Yesterday, on the day of my first wedding anniversary, my friend Kola sent me an article titled "Why Your Marriage Sucks." I don't know whether this was a coincidence or he was trying to tell me something, but I decided to read the article anyway. As I suspected, this piece by Amanda Fortini turned out to be yet anothere instance of anti-feminist propaganda aimed at convincing women that if they work and have careers, this will necessarily be horribly detrimental to their personal lives.
Fortini, an author who is "bored . . . by the man-hating clichés of old-style feminism" tries hard to convince herself that
we currently inhabit a vast and bleak landscape of marital discontent.
As many ignorant anti-feminists have done before her, this journalist disregards the vast body of XIXth century literature dedicated, in a great degree, to demonstrating that marital discontent is in no way an invention of the XXI century. She insists that
Contemporary marriage, all signs would indicate, is a long, tedious slog toward sex-starved paunchiness via an endless, embittering negotiation of banalities: who will shuttle the kids, walk the dog, prepare the meals, wash the laundry.
Contrary to all evidence, Fortini seems to believe that this kind of relationships is a very modern invention. Of course, she needs to think that in order to make her most important point: since women started having careers, marriage has been doomed. Fortini's ravings about the detrimental effects of cell phones and work obligations tell us less about any general tendencies that can be observed in our society than about her own miserable personal life and her exceptional ignorance about the subjected that she, for some unfathomable reason, feels prepared to tackle:
When the bureaucratic nightmare that is everyday life has become so intrusive, when both parents work out of the home, the circumstances that allow for intimacy and passion are imperiled. When are we to form deep connections? How and where is this hot sex supposed to happen? You can't stay up all night when you have to wake up and go to work the next day; no one is going to grant you a leave of absence for passion. We have, you might say, been forced to adapt to a world that is hostile to romance, our lives full of ever-clamoring responsibilities: bills to pay, BlackBerrys to monitor, e-mails to answer.
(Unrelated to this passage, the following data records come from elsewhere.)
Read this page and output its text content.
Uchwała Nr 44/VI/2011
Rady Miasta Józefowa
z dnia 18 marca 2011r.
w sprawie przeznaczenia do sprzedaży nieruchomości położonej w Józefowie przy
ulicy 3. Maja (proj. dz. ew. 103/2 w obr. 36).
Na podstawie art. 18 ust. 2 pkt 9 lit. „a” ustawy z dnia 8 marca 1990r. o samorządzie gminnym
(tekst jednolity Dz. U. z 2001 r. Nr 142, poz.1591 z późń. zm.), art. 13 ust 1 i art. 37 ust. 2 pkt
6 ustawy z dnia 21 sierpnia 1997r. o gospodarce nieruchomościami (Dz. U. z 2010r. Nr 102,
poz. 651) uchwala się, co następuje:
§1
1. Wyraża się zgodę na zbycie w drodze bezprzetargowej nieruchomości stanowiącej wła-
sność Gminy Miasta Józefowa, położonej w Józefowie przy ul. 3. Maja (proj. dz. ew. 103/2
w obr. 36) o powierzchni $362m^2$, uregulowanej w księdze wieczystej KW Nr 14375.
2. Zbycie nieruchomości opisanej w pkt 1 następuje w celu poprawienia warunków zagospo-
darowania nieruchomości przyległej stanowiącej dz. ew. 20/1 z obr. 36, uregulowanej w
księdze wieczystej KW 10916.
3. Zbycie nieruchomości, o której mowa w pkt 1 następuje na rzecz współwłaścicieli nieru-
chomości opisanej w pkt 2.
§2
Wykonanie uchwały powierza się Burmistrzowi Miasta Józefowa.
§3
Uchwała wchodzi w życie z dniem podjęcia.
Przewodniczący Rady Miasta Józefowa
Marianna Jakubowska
Had Fortini done even the minimal research required to write a marginally well-informed article on this subject, she would know that the only generation of Americans that overwhelmingly practiced (in the 50ies and early 60ies) the format of marriage where a woman was a perennial housekeeper was excruciatingly miserable in marriage. (See, for example, Betty Friedan's classic study The Feminine Mystique.) The idea that people who have lives outside of home are somehow less capable of forming deep connections than people whose entire sphere of interests is limited to doing the laundry and washing the dishes is risible. It is equally ridiculous to suggest that the need to monitor one's BlackBerry would prevent people who are passionately in love from having sex. (I can easily believe, however, that checking one's e-mails might be a lot more attractive to any one than having any kind of interaction with Fortini.)
Fortini's deeply puritanical attitude to human sexuality becomes evident in the following pronouncement:
If you want an intense, consuming passion, you're probably not going to be as productive, to put it in mundane terms.
If Fortini were at least a little less ignorant than she obviously is, she would know that her ideas of passion robbing us of energy needed to be "productive" have long-standing roots in Puritanic thought. Volumes have been written on the significance of the produtivity and money exchange terminology being applied to sexual activities by the English-speaking protestants. As much as this journalist wants to believe that she has invented the wheel here, that is not the case. For centuries, her fellow Puritans have been referring to sex in exactly the same terms.
Whenever one turns these days, there are scores of articles by people who attempt to explain their own miserable lives through some invented societal trends. It would have been a lot more honest on Fortini's part to write simply: "People, my personal life sucks. Can anybody tell me why?" At least then her article might have had some positive effect. As it is, it just makes her look pathetic and ridiculous.
2 comments:
I guess I'd better put your marriage date in my calendar now. I doubt that featuring on your blog in this manner is the best way towards becoming famous :))
Fortini's goal is not to "make a positive effect", but to attract readers who can associate with her. Given the statistics, it's at least 50% of married American females.